Por las calles, hoy, jóvenes pesadamente armados, casi imberbes, se burlan y atropellan a población civil desarmada, bajo ocupación. Y lo hacen con desprecio, desdén y si son muy teledirigidos, con furia. “Cargados” con un adoctrinamiento que a lo largo de décadas ha insuflado en sus mentes −cuanto más jóvenes, más honda la marca− las ideas, muy talmúdicas, que los goyim son “excremento”, “basura”, “animales”, “inferiores” y sobre todo, “mala gente”.
El sionismo ha hecho abandonar en sus seguidores toda noción de prójimo que vaya más allá de su estrechísimo entorno. La altanería que jóvenes israelíes, recién “cocidos” en los cuarteles, exhiben, no sólo en Palestina sino en todas partes, en todo momento, trasluce esa regimentación mental, indoctrinada. [4]

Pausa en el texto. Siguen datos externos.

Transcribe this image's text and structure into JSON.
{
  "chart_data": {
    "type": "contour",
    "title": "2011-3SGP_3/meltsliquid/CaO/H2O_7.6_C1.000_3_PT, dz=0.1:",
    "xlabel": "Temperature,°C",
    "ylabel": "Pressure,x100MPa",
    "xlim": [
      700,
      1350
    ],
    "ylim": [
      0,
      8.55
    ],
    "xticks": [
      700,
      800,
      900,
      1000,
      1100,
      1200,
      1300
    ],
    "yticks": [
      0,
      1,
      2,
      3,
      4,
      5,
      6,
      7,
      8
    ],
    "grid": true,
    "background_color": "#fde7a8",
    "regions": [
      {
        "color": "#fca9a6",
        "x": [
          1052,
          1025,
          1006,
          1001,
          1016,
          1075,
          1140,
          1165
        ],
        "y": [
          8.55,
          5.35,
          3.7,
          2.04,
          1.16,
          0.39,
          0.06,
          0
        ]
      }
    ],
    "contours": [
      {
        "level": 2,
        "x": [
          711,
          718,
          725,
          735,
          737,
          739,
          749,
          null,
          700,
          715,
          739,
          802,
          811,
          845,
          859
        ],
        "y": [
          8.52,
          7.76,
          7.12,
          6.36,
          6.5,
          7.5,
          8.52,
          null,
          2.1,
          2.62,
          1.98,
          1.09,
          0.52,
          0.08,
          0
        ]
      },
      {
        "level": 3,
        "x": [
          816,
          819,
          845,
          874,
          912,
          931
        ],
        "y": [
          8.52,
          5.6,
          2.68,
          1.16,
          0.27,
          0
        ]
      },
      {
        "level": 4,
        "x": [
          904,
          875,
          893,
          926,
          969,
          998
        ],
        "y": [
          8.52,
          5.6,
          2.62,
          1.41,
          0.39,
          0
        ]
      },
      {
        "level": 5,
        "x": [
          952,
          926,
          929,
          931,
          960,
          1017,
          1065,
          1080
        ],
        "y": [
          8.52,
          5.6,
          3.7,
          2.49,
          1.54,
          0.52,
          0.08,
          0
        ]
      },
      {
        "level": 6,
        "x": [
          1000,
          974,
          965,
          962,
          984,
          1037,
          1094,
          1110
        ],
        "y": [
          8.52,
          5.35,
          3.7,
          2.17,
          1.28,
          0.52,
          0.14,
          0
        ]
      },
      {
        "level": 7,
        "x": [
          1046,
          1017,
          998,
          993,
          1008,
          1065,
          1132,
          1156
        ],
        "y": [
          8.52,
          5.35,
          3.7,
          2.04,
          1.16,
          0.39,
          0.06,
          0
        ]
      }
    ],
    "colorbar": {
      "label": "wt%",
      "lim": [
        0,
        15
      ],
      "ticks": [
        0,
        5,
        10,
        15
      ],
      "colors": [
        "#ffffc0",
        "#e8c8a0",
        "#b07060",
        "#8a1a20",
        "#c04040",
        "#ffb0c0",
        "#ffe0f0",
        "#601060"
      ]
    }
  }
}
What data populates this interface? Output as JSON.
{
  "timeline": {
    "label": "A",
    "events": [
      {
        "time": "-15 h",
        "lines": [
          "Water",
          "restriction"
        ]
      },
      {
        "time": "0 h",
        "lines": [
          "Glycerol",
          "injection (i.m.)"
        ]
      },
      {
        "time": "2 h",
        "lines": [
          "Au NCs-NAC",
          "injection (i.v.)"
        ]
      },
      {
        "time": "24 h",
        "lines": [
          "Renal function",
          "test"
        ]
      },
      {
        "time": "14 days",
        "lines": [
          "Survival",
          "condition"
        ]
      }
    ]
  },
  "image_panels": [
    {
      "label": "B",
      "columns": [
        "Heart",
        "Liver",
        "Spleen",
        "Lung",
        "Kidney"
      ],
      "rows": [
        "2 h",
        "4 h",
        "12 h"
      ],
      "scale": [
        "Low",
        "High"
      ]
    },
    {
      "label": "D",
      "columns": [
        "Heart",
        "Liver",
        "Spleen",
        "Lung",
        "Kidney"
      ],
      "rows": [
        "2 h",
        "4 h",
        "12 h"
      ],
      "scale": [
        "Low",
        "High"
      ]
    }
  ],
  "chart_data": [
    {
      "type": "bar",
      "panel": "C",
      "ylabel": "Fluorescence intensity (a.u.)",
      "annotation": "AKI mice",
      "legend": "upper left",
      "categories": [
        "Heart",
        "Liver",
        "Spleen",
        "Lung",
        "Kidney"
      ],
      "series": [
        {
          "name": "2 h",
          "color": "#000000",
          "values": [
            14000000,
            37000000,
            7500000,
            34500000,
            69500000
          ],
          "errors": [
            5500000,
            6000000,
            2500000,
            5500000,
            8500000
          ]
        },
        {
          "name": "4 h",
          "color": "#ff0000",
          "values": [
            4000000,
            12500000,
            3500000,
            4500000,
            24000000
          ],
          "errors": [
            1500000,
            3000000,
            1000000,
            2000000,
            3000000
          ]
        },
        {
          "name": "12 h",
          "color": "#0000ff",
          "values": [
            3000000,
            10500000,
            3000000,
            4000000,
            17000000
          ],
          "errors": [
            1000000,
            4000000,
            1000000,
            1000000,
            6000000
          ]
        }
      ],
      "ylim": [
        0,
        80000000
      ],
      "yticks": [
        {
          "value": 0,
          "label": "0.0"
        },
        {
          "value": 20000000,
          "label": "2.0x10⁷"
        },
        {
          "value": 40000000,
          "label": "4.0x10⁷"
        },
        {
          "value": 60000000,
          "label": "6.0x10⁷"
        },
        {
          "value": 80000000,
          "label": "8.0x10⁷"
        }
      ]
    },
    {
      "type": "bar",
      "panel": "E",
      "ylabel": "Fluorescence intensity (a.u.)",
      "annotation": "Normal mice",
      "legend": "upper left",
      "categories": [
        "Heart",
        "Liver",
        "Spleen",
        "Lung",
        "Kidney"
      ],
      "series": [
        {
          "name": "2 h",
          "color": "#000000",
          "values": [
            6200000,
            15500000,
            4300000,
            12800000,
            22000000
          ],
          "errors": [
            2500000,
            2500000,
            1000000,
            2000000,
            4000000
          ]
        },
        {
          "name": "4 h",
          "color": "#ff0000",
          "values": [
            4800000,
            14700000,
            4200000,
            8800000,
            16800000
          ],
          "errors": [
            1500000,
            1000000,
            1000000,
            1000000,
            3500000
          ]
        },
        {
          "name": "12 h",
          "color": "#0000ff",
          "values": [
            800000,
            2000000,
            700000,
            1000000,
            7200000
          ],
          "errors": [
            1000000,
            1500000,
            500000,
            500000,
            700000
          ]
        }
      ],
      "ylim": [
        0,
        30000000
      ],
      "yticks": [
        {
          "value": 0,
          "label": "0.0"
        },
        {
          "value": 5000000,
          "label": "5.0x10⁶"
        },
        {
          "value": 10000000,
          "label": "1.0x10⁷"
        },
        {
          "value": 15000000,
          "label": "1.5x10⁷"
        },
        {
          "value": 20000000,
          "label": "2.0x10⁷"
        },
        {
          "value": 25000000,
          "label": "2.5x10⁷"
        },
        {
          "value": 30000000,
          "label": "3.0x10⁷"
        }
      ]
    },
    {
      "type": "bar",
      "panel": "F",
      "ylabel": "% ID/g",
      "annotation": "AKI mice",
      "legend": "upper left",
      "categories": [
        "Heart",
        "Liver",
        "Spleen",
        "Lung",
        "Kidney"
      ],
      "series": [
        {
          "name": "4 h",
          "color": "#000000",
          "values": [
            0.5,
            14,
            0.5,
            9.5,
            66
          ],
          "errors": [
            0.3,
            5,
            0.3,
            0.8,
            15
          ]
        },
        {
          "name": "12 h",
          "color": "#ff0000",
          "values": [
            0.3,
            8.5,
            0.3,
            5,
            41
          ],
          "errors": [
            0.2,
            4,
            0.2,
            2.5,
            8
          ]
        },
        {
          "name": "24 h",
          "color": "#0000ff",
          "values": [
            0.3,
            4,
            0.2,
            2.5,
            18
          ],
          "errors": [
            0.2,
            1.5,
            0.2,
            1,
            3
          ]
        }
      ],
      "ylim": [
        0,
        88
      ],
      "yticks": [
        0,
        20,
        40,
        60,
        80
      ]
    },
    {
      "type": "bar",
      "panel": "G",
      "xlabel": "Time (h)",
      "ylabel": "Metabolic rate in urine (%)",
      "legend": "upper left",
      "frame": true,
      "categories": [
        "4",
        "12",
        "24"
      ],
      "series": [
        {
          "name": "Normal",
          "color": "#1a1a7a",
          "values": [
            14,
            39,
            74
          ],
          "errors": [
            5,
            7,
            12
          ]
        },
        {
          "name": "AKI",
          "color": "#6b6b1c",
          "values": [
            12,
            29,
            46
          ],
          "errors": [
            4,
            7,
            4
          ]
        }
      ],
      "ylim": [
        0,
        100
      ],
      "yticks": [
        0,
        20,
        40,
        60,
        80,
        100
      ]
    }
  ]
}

HACIÉNDOSE LA VÍCTIMA-Helguera, La Jornada, México

Una de las especialidades del sionismo aspirante a controlar la vida (en eso se ejercitaron durante casi dos décadas en la Franja de Gaza) son las “labores de inteligencia”. Que han ido hilvanando con los servicios secretos de EE.UU. y del Reino Unido. Por eso, algunos atentados pueden tener autores  “colectivos” o resulta difícil ubicarles autoría.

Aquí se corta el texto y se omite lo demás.